Paul Goble
Staunton, May 13 – An increasing number of Russian and Western commentators are arguing that if the West had admitted Russia to NATO in the early 1990s and more generally embraced Moscow as a partner, Russia’s turns to repression and aggression under Vladimir Putin could have been avoided, Igor Gretsky says.
But a consideration of the historical record shows that there was never support in Russia for joining NATO and that Russians even in the heady days immediately after the collapse of the USSR believed that Russia must remain a world power and pursue its own court, the St. Petersburg University political scientist says (ridl.io/ru/mog-li-zapad-spasti-rossiju-ot-samoj-sebja/).
Such popular and elite attitudes were so strong, Gretsky continues, that had Boris Yeltsin ignored them and sought membership in Western institutions, he would have found himself in a minority at home and his own position would have been at risk as the elections and events of 1993 show.
Consequently, the St. Petersburg scholar says, those who are now saying that the West “could have saved Russia from itself” are wrong. The Russian people and Russian elites weren’t ready to join the West even in April 1992, and Yeltsin could not have ignored their views without putting his own position in jeopardy.
Indeed, when Yeltsin announced in August 1993 that he would not oppose NATO membership for Poland and the Czech Republic, even his pro-Western advisors like Andrey Kozyrev and Georgy Mamedov reacted with horror. And their fears were justified: Russians a few months later voted for the nationalist LDPR against the Russian president.
As Moscow commentator Aleksey Pushkov observered, “if Kremlin rulers drop Russian greatness as a key theme, they will risk losing power” to an opposition that would demand respect for that idea.

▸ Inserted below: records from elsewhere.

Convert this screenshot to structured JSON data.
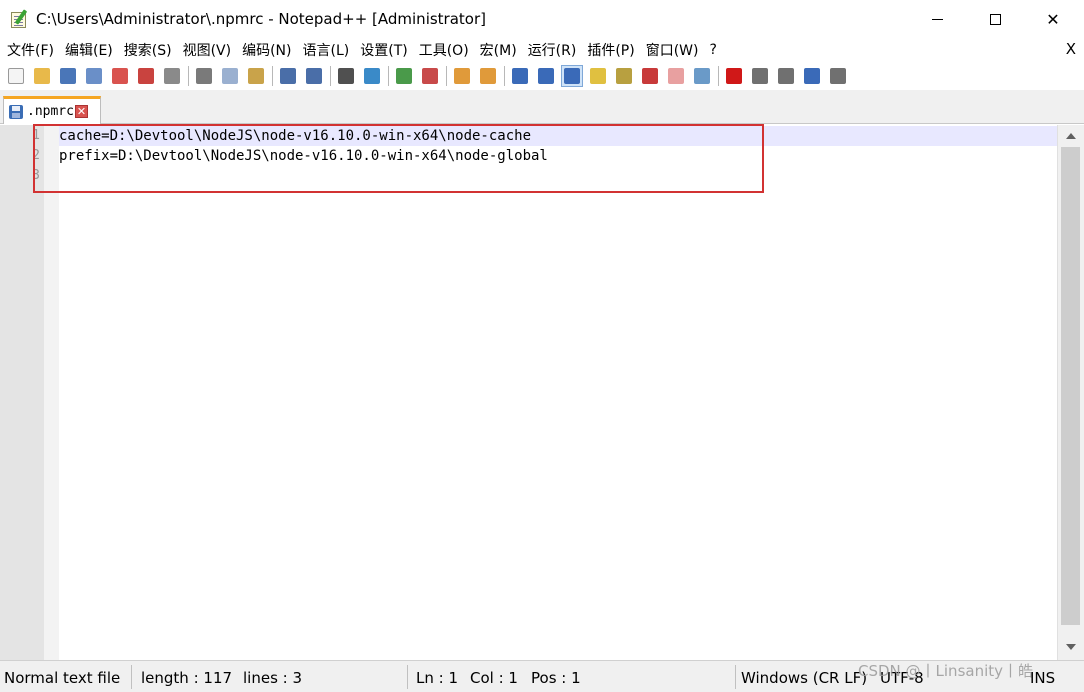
{
  "window": {
    "title": "C:\\Users\\Administrator\\.npmrc - Notepad++ [Administrator]",
    "minimize_label": "",
    "close_label": "✕"
  },
  "menubar": {
    "items": [
      "文件(F)",
      "编辑(E)",
      "搜索(S)",
      "视图(V)",
      "编码(N)",
      "语言(L)",
      "设置(T)",
      "工具(O)",
      "宏(M)",
      "运行(R)",
      "插件(P)",
      "窗口(W)",
      "?"
    ],
    "close_label": "X"
  },
  "toolbar": {
    "icons": [
      "new-file-icon",
      "open-file-icon",
      "save-icon",
      "save-all-icon",
      "close-icon",
      "close-all-icon",
      "print-icon",
      "|",
      "cut-icon",
      "copy-icon",
      "paste-icon",
      "|",
      "undo-icon",
      "redo-icon",
      "|",
      "find-icon",
      "replace-icon",
      "|",
      "zoom-in-icon",
      "zoom-out-icon",
      "|",
      "sync-vertical-icon",
      "sync-horizontal-icon",
      "|",
      "word-wrap-icon",
      "show-all-characters-icon",
      "indent-guide-icon",
      "user-defined-language-icon",
      "document-map-icon",
      "function-list-icon",
      "folder-as-workspace-icon",
      "monitoring-icon",
      "|",
      "record-macro-icon",
      "stop-recording-icon",
      "playback-macro-icon",
      "run-macro-multiple-icon",
      "save-macro-icon"
    ],
    "colors": {
      "new-file-icon": "#f4f4f4",
      "open-file-icon": "#e8b94a",
      "save-icon": "#4a76b8",
      "save-all-icon": "#6a8fc8",
      "close-icon": "#d9534f",
      "close-all-icon": "#c9433f",
      "print-icon": "#8a8a8a",
      "cut-icon": "#7a7a7a",
      "copy-icon": "#9ab0d0",
      "paste-icon": "#c9a34a",
      "undo-icon": "#4a6ea8",
      "redo-icon": "#4a6ea8",
      "find-icon": "#505050",
      "replace-icon": "#3a8ac8",
      "zoom-in-icon": "#4a9a4a",
      "zoom-out-icon": "#c84a4a",
      "sync-vertical-icon": "#e09a3a",
      "sync-horizontal-icon": "#e09a3a",
      "word-wrap-icon": "#3a6ab8",
      "show-all-characters-icon": "#3a6ab8",
      "indent-guide-icon": "#3a6ab8",
      "user-defined-language-icon": "#e0c040",
      "document-map-icon": "#b8a040",
      "function-list-icon": "#c83a3a",
      "folder-as-workspace-icon": "#e8a0a0",
      "monitoring-icon": "#6a9ac8",
      "record-macro-icon": "#d01818",
      "stop-recording-icon": "#707070",
      "playback-macro-icon": "#707070",
      "run-macro-multiple-icon": "#3a6ab8",
      "save-macro-icon": "#707070"
    },
    "active_icon": "indent-guide-icon"
  },
  "tab": {
    "label": ".npmrc",
    "close_label": "✕"
  },
  "editor": {
    "line_numbers": [
      "1",
      "2",
      "3"
    ],
    "lines": [
      "cache=D:\\Devtool\\NodeJS\\node-v16.10.0-win-x64\\node-cache",
      "prefix=D:\\Devtool\\NodeJS\\node-v16.10.0-win-x64\\node-global",
      ""
    ],
    "current_line": 1
  },
  "statusbar": {
    "file_type": "Normal text file",
    "length": "length : 117",
    "lines": "lines : 3",
    "ln": "Ln : 1",
    "col": "Col : 1",
    "pos": "Pos : 1",
    "eol": "Windows (CR LF)",
    "encoding": "UTF-8",
    "mode": "INS"
  },
  "watermark": "CSDN @丨Linsanity丨皓"
}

In short, Yeltsin and then Putin became anti-Western not because the West didn’t embrace them, but because they were at risk of losing power if they chose otherwise.
As tends to be forgotten in both Russia and the West now, Western leaders did not promote the disintegration of the USSR. They stayed with Gorbachev far longer than many thought wise because they feared “loose nukes.” Had they believed NATO membership would have ensured Moscow’s control of such weapons, they would have offered it without hesitation.
And thus everyone must recognize that Russia’s current pursuit of the recovery of great power status and its imposition of a repressive regime are not the fault of the West but rather the reflection of Kremlin calculations about what the domestic market will bear and what its current denizens feel themselves.